Leonardo DiCaprio has never copped it harder than in Alejandro González Iñárritu’s neo-western survival film: he’s beaten, slashed, shot, mauled, frozen, buried alive, flung off a cliff…and that’s just the first 30 minutes. Beginning with a breathtaking early skirmish, Emmanuel Lubezki’s striking camera work follows poor Leo in close proximity, as he embarks on quest for revenge against rotten old Tom Hardy.
It’s more of a drama, really—but the final hellzapoppin moments in Brian DePalma’s highly quotable gangster film (“say hello to my little friend!”) alone qualify it was an indispensable action flick. A coke dealing (and snorting) Tony Montana (Al Pacino) climbs the crime ladder—and good luck to anybody who stands in his way.

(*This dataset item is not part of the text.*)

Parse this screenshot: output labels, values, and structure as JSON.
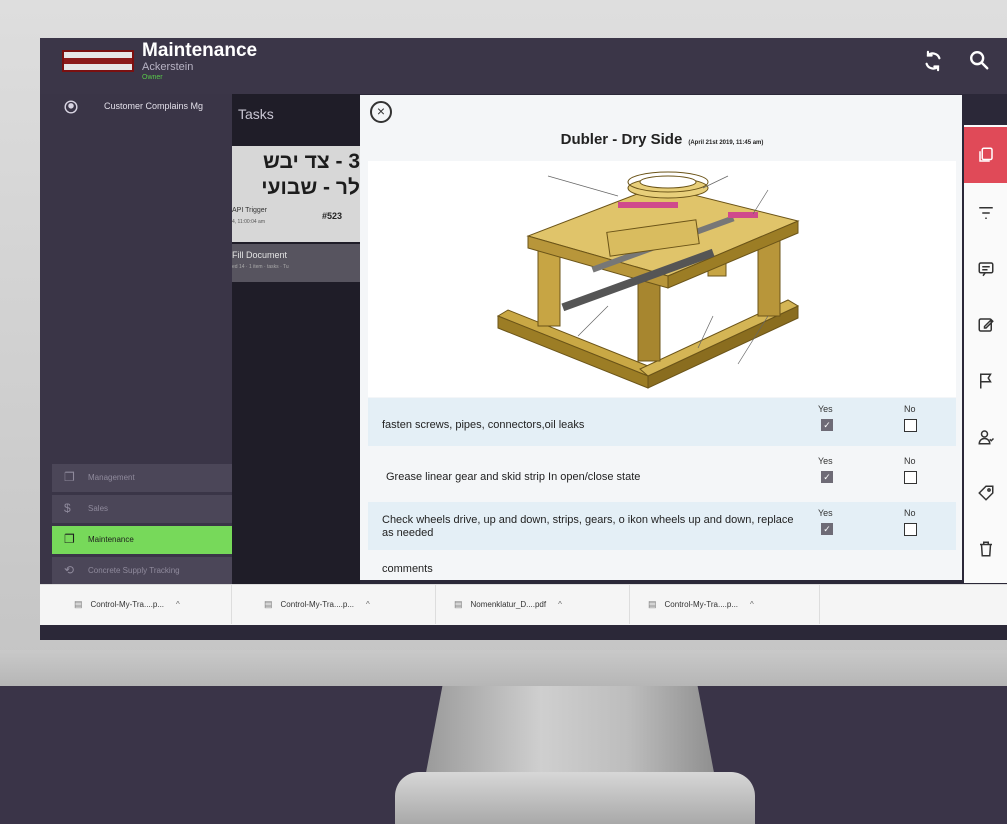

The titular character’s dialogue-free movie spin-off—on the family-friendly side of the action genre—sends Shaun to the big city, on a mission to return his amnesia-afflicted farmer pal. Evoking the craftsmanship of great silent era comedies, in addition to inspirations ranging from Jacques Tati to Luis Buñuel, co-directors Mark Burton and Richard Starzak construct an utterly delightful work of art: spirited, lively, inventive, humane.
Gregor Jordan’s offbeat Australian crime caper casts a then little-known Heath Ledger as a bird-brained wannabe crook, who misplaces a big bag of cash and finds himself tumbling down the “in over your head” crime movie trajectory. It’s not a great performance, but it suits the scratchy, uneven but endearing charm of the film, which mixes Lock Stock-esque crime shenanigans with a quintessentially Aussie sense of humour.